Ivory Coast’s Constitutional Council has approved former First Lady Simone Gbagbo, 76, as one of five candidates for the 25 October presidential election, a surprise move that puts her on the ballot against incumbent Alassane Ouattara, 83.

The court barred ex-president Laurent Gbagbo, former prime minister Pascal Affi N’Guessan and ex-Credit Suisse CEO Tidjane Thiam. Thiam—disqualified over previous French citizenship—called the ruling “an act of democratic vandalism,” accusing authorities of engineering a “sham election.”

Ouattara took office in 2011 after Laurent Gbagbo’s arrest for refusing to concede the 2010 vote. A 2016 constitutional overhaul cleared the way for Ouattara’s 2020 re-election in a boycotted poll marred by unrest that left at least 85 people dead. He later said he would seek a fourth term.

Laurent Gbagbo was excluded due to a 2018 conviction for looting the central bank during the 2010-11 crisis. A 2020 presidential pardon did not restore his voting or candidacy rights.

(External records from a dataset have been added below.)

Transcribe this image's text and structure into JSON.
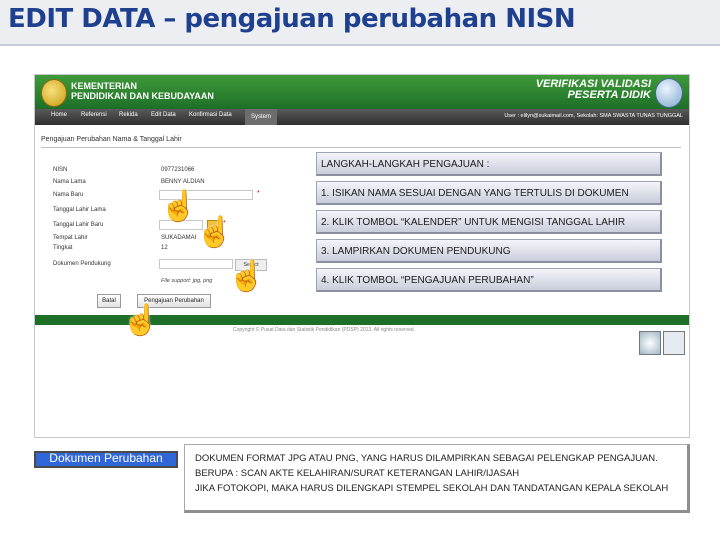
{
  "slide_title": "EDIT DATA – pengajuan perubahan NISN",
  "app": {
    "ministry_line1": "KEMENTERIAN",
    "ministry_line2": "PENDIDIKAN DAN KEBUDAYAAN",
    "verif_line1": "VERIFIKASI VALIDASI",
    "verif_line2": "PESERTA DIDIK",
    "nav": [
      "Home",
      "Referensi",
      "Rekida",
      "Edit Data",
      "Konfirmasi Data",
      "System"
    ],
    "active_nav": "System",
    "user_info": "User : elilyn@sukaimail.com, Sekolah: SMA SWASTA TUNAS TUNGGAL"
  },
  "form": {
    "heading": "Pengajuan Perubahan Nama & Tanggal Lahir",
    "fields": [
      {
        "label": "NISN",
        "value": "0977231066"
      },
      {
        "label": "Nama Lama",
        "value": "BENNY ALDIAN"
      },
      {
        "label": "Nama Baru",
        "value": ""
      },
      {
        "label": "Tanggal Lahir Lama",
        "value": ""
      },
      {
        "label": "Tanggal Lahir Baru",
        "value": ""
      },
      {
        "label": "Tempat Lahir",
        "value": "SUKADAMAI"
      },
      {
        "label": "Tingkat",
        "value": "12"
      },
      {
        "label": "Dokumen Pendukung",
        "value": ""
      }
    ],
    "select_button": "Select",
    "file_note": "File support: jpg, png",
    "cancel_button": "Batal",
    "submit_button": "Pengajuan Perubahan",
    "copyright": "Copyright © Pusat Data dan Statistik Pendidikan (PDSP) 2013. All rights reserved."
  },
  "steps": [
    "LANGKAH-LANGKAH PENGAJUAN :",
    "1. ISIKAN NAMA SESUAI DENGAN YANG TERTULIS DI DOKUMEN",
    "2. KLIK TOMBOL “KALENDER” UNTUK MENGISI TANGGAL LAHIR",
    "3. LAMPIRKAN DOKUMEN PENDUKUNG",
    "4. KLIK TOMBOL “PENGAJUAN PERUBAHAN”"
  ],
  "dokumen": {
    "label": "Dokumen Perubahan",
    "desc_line1": "DOKUMEN FORMAT JPG ATAU PNG, YANG HARUS DILAMPIRKAN SEBAGAI PELENGKAP PENGAJUAN.",
    "desc_line2": "BERUPA : SCAN AKTE KELAHIRAN/SURAT KETERANGAN LAHIR/IJASAH",
    "desc_line3": "JIKA FOTOKOPI, MAKA HARUS DILENGKAPI STEMPEL SEKOLAH DAN TANDATANGAN KEPALA SEKOLAH"
  },
  "icons": {
    "pointer": "hand-pointer-icon",
    "calendar": "calendar-icon"
  },
  "colors": {
    "title": "#1f3f8f",
    "banner_green": "#1e6f28",
    "label_blue": "#2f66d8"
  }
}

He was acquitted of separate crimes-against-humanity charges at the ICC.

Simone Gbagbo—long a polarizing figure and once dubbed “The Iron Lady”—emerges as the strongest woman ever to contend for the Ivorian presidency in a political landscape where women hold only about 30% of parliamentary seats. She and former minister Henriette Lagou Adjoua, representing the Political Partners for Peace coalition, are the two women cleared to run.

Her political résumé includes a term as MP and decades of activism, overshadowed by a 2015 20-year prison sentence handed down in Abidjan over the post-election violence that killed more than 3,000 people. She received amnesty in 2018; ICC charges against her were dropped in 2021. After splitting from the Ivorian Popular Front, which she co-founded with Laurent Gbagbo, she has rebuilt her base on a platform to “build a new nation” within “a sovereign, dignified, and prosperous Africa.”

“Her approval legitimises the idea that Ivorian women can aspire to the highest office,” said political analyst Severin Yao Kouamés. It is unclear whether Laurent Gbagbo, now disqualified, will back his ex-wife; the pair divorced in 2023 after more than three decades of political partnership.

The official campaign starts on 10 October. With 8.7 million registered voters, opposition exclusions have stirred doubts over the vote’s legitimacy and raised fears of renewed unrest—while all eyes turn to whether Simone Gbagbo can reshape the race.